Maltese authorities instead are trying to silence the case fearing for the extensive international scrutiny the island is attracting. Daphne Galizia’s murder was very likely politically motivated as she critically exposed the Maltese elite, and those are now trying to cover it up for their best (criminal) interests.
The investigation into her death has been stifled and failed at various levels. It is now an accepted and recognized fact that the government has been deliberately hampering it, to prevent it from being solved. For years Malta has allowed a culture of corruption and lawlessness, a systematic problem which created such an environment (in politics as well as in the society) that facilitated and enabled killings, to the point of accepting those as normal practice.
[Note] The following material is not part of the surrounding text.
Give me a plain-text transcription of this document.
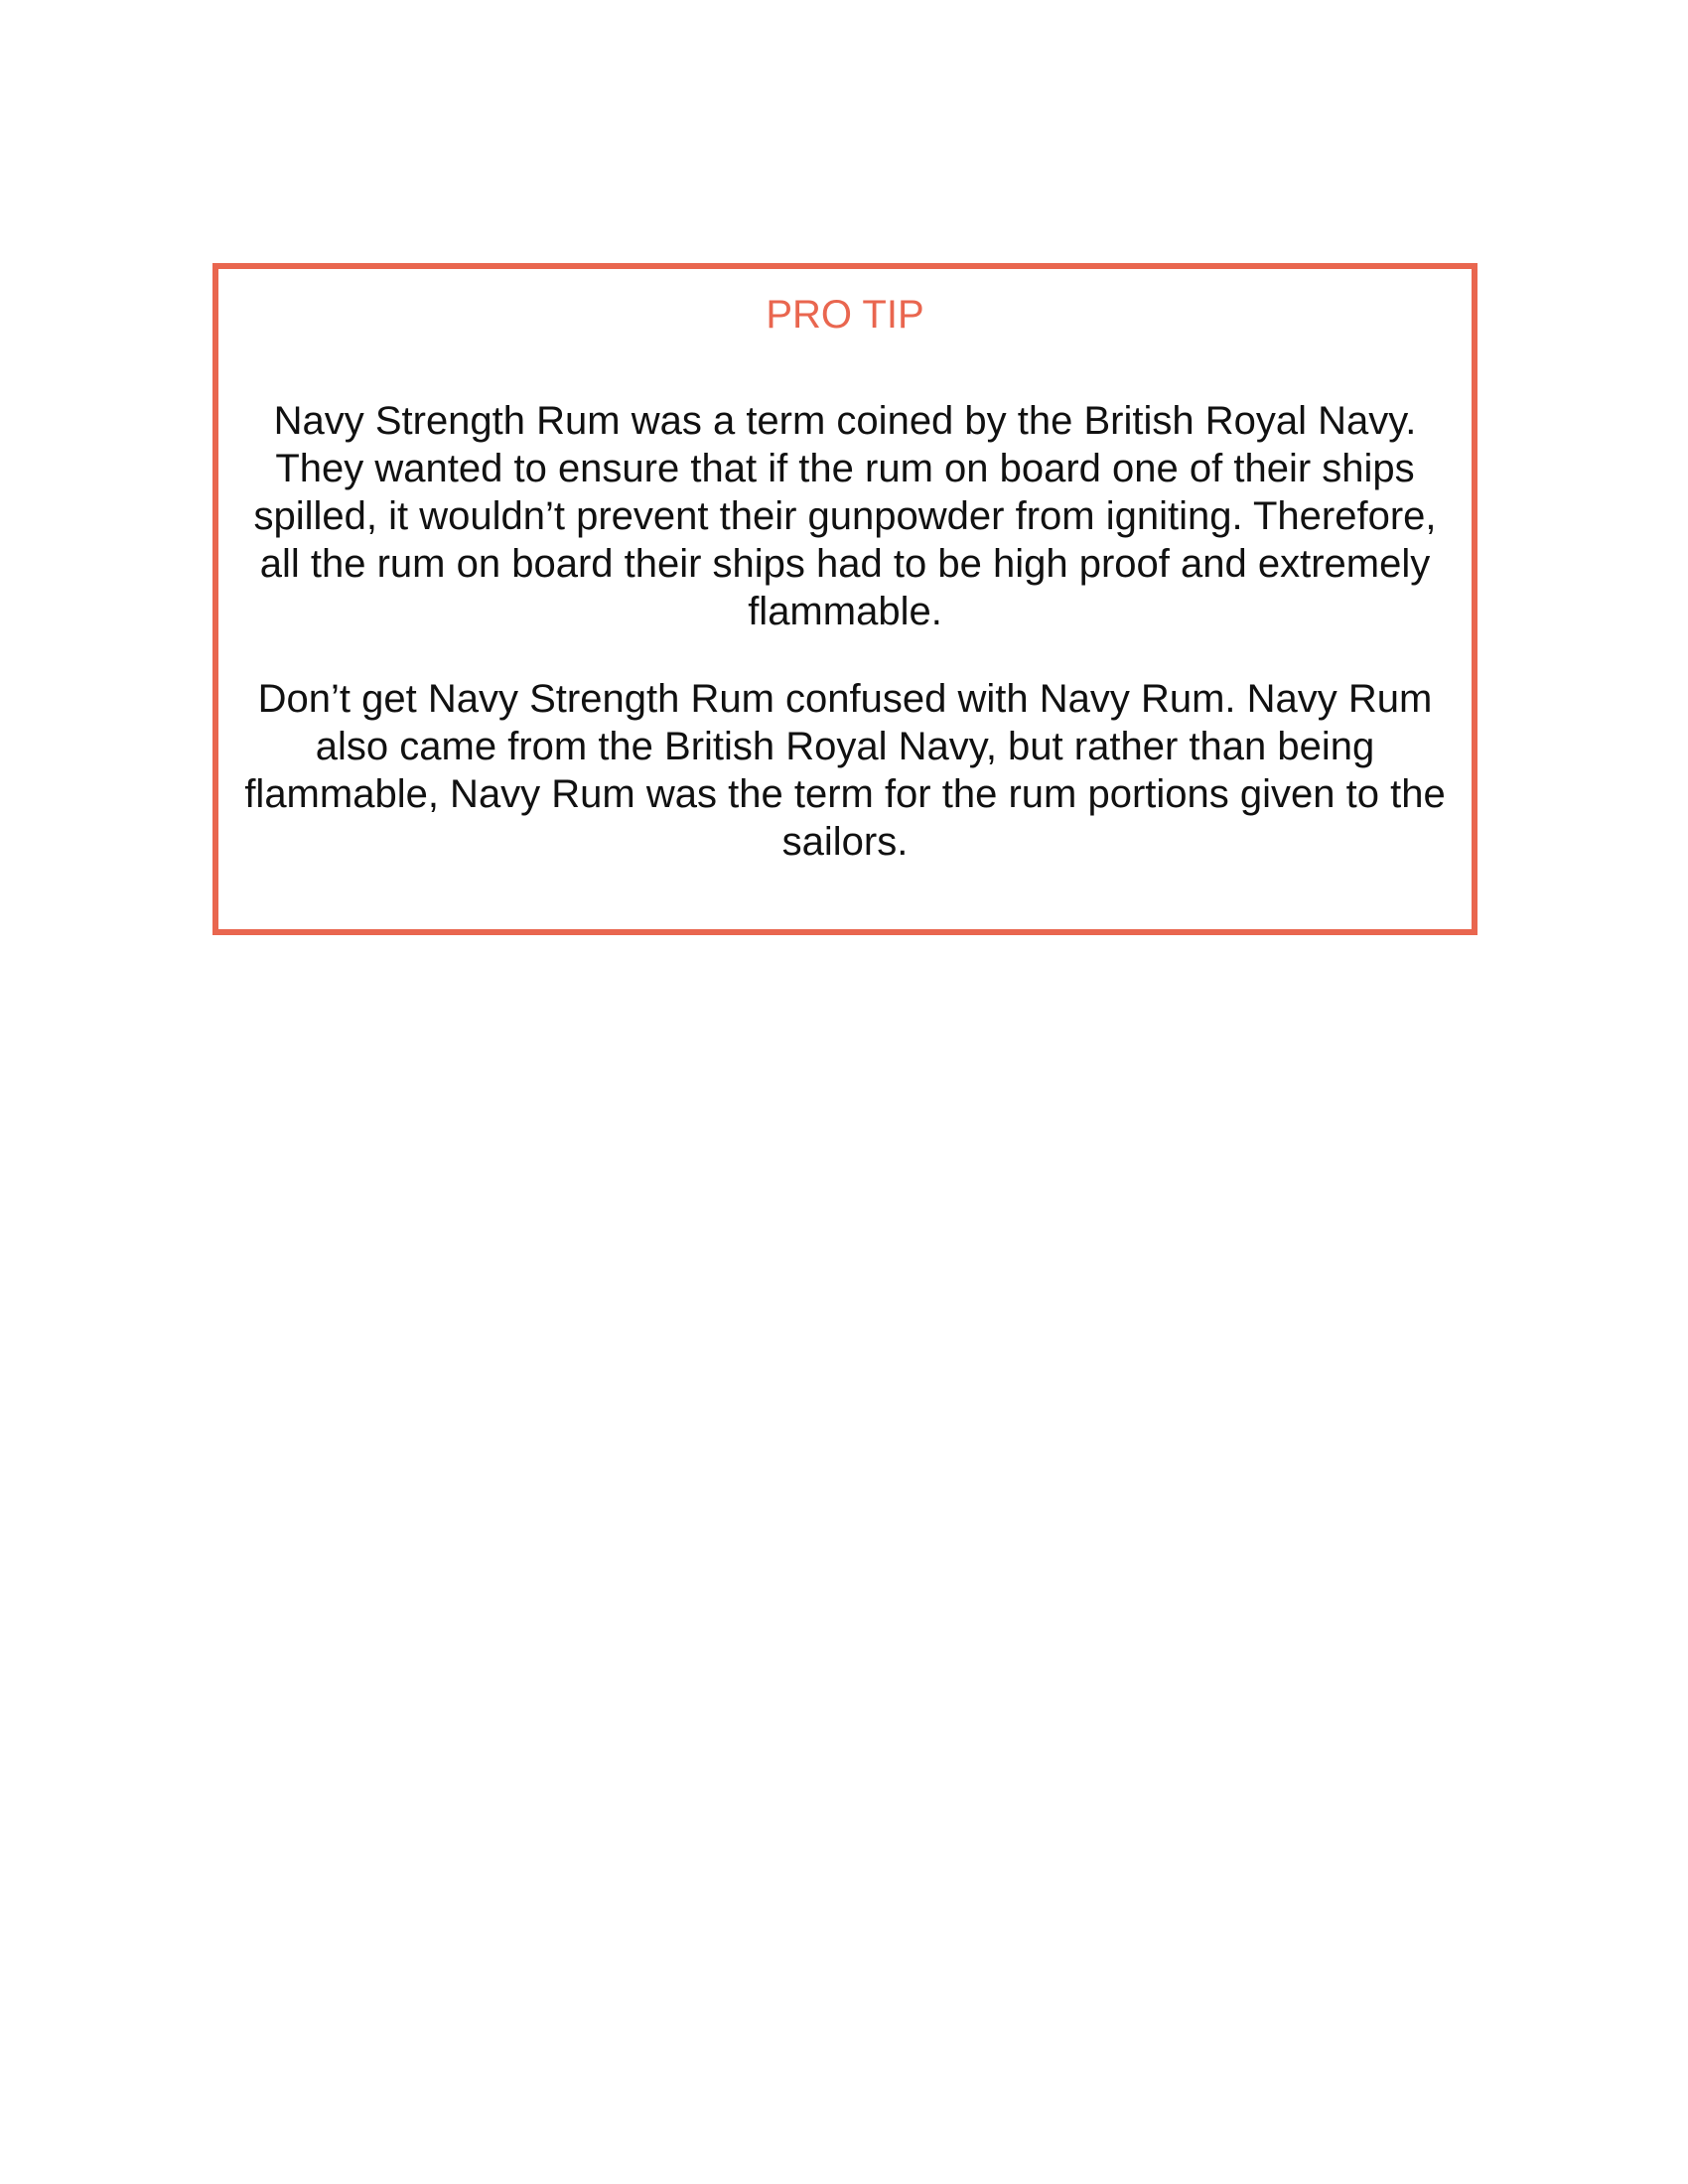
PRO TIP

Navy Strength Rum was a term coined by the British Royal Navy. They wanted to ensure that if the rum on board one of their ships spilled, it wouldn’t prevent their gunpowder from igniting. Therefore, all the rum on board their ships had to be high proof and extremely flammable.

Don’t get Navy Strength Rum confused with Navy Rum. Navy Rum also came from the British Royal Navy, but rather than being flammable, Navy Rum was the term for the rum portions given to the sailors.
The Galizia family is combatting the failed institutions as best as they can. They requested the head of the murder inquiry to be replaced few months ago and Vella was appointed, however the situation has not improved – changing one man won’t make a difference when the entire society is extremely corrupted.
The lack of progress in the investigative work brought the EU to intervene. A special rapporteur has been selected by the Council of Europe to scrutinize the matter; these figures have only been appointed in other two cases, both in Russia. The EU’s justice commissioner will also visit the site to assess the legality and fairness in which the investigation is progressing – both inexistent at the moment.
Daphne Galizia’s murder is the epitome of the Maltese corrupted and criminal environment. However, this must be seen not just as a Maltese problem but as a watershed moment for the EU and organized crime in general. For too long, corruption of this nature has been allowed to pass unchecked and with unpleasant overtones of the officially unsolved murder of Anna Politkovskaya in Russia fifteen years ago, the question must be asked of whether this can be allowed to continue not just in Malta but across the entire EU. Do institutions stand idle in the face of such open provocation to justice and honesty? Should companies withdraw from markets that are clearly unable to present a safe and fair working environment? In whom should ultimate responsibility for the clean-up be invested?
In a world of no easy answers it is perhaps easy to suggest that responses to these should be: they seem to be at present; no, but there is little sign of things improving; and: well, everyone. This is of course just one case and one country but now more than ever is the need to take the fight directly to agents of organised crime and root out corrupt individuals and practices despite (or perhaps, because of) their high status. If ‘Western democracies’ want to be perceived as superior to the systems in Russia and Turkey, for instance, where free journalism and open markets are nice slogans but nothing more, then rogue practices – and rogue states – need to be curtailed lest they embed themselves too deep. The hardest trees to remove are those with the most roots.